Finding the exact process that is consuming CPU time or resident memory is the quickest path from “the server is slow” to a concrete fix on Linux systems, especially when load spikes, fan noise, or sudden OOM kills appear.
Process resource numbers come from the kernel’s procfs (/proc/), which tools like ps and top read to summarize per-process CPU and memory consumption. A ps listing provides a sortable snapshot, while top adds a sampled view that updates on an interval to expose short-lived spikes.
Percentages and sizes need the right interpretation: %CPU can vary based on sampling window and CPU count, %MEM is relative to total RAM, and a large VIRT value does not necessarily mean large physical memory use.

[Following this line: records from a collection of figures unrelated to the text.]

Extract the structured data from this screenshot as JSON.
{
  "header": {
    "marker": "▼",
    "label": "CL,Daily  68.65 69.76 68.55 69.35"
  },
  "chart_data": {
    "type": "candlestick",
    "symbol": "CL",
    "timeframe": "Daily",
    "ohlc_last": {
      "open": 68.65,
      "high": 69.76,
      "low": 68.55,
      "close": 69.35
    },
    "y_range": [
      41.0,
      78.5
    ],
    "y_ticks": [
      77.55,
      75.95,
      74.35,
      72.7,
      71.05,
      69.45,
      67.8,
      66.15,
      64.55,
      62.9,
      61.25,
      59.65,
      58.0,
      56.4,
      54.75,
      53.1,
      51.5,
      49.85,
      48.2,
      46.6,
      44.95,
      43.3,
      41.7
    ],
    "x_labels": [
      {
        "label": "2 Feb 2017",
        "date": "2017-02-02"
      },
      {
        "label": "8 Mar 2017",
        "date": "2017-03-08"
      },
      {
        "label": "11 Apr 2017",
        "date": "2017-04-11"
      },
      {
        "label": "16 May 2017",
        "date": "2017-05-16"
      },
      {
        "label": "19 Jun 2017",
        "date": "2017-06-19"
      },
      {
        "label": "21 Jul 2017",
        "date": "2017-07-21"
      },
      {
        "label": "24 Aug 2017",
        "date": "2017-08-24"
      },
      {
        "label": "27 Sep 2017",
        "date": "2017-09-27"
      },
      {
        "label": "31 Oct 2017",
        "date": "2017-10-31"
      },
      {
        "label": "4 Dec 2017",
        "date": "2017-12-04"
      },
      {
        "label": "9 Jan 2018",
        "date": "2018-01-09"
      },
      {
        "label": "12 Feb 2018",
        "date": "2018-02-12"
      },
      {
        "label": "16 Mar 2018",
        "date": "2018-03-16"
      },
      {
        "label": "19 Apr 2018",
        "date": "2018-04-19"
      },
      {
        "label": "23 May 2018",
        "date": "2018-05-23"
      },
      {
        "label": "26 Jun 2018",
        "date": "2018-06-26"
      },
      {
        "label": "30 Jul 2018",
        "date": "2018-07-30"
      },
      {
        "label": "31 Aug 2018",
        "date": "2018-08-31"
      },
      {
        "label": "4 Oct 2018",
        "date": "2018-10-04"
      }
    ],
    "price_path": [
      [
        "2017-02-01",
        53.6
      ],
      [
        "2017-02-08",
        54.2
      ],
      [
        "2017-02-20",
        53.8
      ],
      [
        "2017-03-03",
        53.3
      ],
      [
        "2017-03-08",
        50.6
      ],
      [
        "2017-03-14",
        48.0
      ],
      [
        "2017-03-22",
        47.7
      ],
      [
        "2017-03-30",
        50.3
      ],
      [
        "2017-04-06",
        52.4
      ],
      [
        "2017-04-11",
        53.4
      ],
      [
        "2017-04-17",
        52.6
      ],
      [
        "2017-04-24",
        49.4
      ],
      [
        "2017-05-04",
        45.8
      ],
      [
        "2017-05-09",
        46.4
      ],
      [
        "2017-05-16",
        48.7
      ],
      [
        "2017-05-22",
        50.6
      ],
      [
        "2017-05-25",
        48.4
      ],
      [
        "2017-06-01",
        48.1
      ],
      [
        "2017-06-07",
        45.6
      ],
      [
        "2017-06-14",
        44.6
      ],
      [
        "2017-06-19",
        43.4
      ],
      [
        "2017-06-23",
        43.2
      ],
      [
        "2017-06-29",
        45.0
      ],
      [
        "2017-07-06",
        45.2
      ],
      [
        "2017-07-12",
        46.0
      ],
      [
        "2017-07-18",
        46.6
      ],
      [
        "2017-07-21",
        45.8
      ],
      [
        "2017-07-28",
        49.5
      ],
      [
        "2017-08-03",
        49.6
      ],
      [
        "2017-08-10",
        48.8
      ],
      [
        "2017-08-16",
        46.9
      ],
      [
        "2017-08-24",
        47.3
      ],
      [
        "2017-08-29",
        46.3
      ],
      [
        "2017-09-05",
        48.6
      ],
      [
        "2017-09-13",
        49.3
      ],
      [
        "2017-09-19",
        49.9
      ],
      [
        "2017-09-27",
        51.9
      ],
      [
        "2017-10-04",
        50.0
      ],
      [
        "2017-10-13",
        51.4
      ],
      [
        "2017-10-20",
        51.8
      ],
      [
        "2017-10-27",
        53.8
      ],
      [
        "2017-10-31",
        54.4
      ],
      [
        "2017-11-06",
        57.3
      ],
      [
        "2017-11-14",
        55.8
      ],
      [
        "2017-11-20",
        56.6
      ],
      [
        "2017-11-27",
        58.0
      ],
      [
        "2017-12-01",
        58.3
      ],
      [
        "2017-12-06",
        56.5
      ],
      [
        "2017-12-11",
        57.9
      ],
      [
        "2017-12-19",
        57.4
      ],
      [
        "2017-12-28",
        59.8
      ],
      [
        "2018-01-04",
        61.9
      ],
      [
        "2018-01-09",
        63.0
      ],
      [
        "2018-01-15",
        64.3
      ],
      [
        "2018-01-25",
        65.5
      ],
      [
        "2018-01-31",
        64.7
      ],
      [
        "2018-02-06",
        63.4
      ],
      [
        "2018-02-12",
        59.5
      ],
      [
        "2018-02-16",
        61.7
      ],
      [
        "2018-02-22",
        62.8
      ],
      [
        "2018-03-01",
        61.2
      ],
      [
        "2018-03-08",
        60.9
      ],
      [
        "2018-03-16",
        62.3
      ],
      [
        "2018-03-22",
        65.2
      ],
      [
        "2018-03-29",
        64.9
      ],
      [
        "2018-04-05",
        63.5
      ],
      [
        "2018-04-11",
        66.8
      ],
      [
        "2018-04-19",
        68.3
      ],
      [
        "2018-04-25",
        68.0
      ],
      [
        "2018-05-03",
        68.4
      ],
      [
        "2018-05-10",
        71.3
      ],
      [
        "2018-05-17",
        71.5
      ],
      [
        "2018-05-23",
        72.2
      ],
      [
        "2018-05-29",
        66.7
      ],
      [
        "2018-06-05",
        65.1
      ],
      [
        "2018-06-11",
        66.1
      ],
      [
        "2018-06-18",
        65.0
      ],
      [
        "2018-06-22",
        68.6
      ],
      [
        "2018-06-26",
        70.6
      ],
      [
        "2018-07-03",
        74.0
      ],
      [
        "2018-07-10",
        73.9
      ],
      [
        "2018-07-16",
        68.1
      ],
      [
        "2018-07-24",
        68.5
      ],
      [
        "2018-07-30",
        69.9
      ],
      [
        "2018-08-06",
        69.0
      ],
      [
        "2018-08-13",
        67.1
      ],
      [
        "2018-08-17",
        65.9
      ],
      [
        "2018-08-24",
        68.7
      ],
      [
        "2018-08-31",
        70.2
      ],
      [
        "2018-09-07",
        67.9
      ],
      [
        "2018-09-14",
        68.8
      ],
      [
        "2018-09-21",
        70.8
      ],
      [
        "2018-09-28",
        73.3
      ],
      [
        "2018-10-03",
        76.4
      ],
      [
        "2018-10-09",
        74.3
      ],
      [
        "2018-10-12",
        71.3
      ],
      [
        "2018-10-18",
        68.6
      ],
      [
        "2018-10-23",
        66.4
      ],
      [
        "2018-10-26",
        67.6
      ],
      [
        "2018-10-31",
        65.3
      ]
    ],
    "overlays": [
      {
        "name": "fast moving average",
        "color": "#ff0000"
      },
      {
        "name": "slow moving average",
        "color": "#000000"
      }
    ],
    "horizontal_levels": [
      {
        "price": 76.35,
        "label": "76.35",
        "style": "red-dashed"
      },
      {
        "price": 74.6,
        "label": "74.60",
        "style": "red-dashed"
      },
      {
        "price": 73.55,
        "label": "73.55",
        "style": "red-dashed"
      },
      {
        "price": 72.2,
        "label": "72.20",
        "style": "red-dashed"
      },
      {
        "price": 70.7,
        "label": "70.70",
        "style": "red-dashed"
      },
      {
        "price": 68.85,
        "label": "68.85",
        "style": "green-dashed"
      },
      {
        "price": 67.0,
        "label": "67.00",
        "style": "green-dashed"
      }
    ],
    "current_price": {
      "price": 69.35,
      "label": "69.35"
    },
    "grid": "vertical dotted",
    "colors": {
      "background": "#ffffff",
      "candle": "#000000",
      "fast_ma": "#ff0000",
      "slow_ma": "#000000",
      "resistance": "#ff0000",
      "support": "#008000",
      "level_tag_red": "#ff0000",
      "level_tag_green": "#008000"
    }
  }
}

When containers or cgroups are involved, limits can also make percentages look surprising compared to “host-wide” totals.
$ ps -eo pid,comm,%cpu,%mem --sort=-%cpu | head -n 8
PID COMMAND %CPU %MEM
3782 python3 2.8 0.4
1 systemd 0.3 0.3
2249 fwupd 0.2 1.0
686 dbus-daemon 0.0 0.1
3179 systemd 0.0 0.2
3718 sshd 0.0 0.2
11 kworker/u4:0-fl 0.0 0.0
$ ps -eo pid,comm,rss,%mem --sort=-rss | head -n 8
PID COMMAND RSS %MEM
2249 fwupd 41916 1.0
364 multipathd 26240 0.6
850 unattended-upgr 21888 0.5
1593 packagekitd 19200 0.4
3782 python3 18816 0.4
311 systemd-journal 17368 0.4
1 systemd 12660 0.3
RSS is the resident set size shown in KiB by default.
$ ps -p 3782 -o pid,user,etime,pcpu,pmem,rss,args
PID USER ELAPSED %CPU %MEM RSS COMMAND
3782 root 00:01 2.7 0.4 18816 python3 -m http.server 9000 --bind 127.0.0.1
$ top -b -n 1 | head -n 12
top - 12:15:51 up 6 min, 2 users, load average: 0.18, 0.10, 0.04
Tasks: 123 total, 1 running, 121 sleeping, 0 stopped, 1 zombie
%Cpu(s): 0.0 us, 4.2 sy, 0.0 ni, 95.8 id, 0.0 wa, 0.0 hi, 0.0 si, 0.0 st
MiB Mem : 3901.5 total, 2923.8 free, 326.2 used, 809.2 buff/cache
MiB Swap: 2048.0 total, 2048.0 free, 0.0 used. 3575.3 avail Mem
PID USER PR NI VIRT RES SHR S %CPU %MEM TIME+ COMMAND
3791 user 20 0 11752 4992 3072 R 9.1 0.1 0:00.03 top
1 root 20 0 22416 12660 8564 S 0.0 0.3 0:01.43 systemd
2 root 20 0 0 0 0 S 0.0 0.0 0:00.00 kthreadd
3 root 20 0 0 0 0 S 0.0 0.0 0:00.00 pool_wo+
4 root 0 -20 0 0 0 I 0.0 0.0 0:00.00 kworker+
Use interactive top for live sorting: P sorts by %CPU and M sorts by %MEM.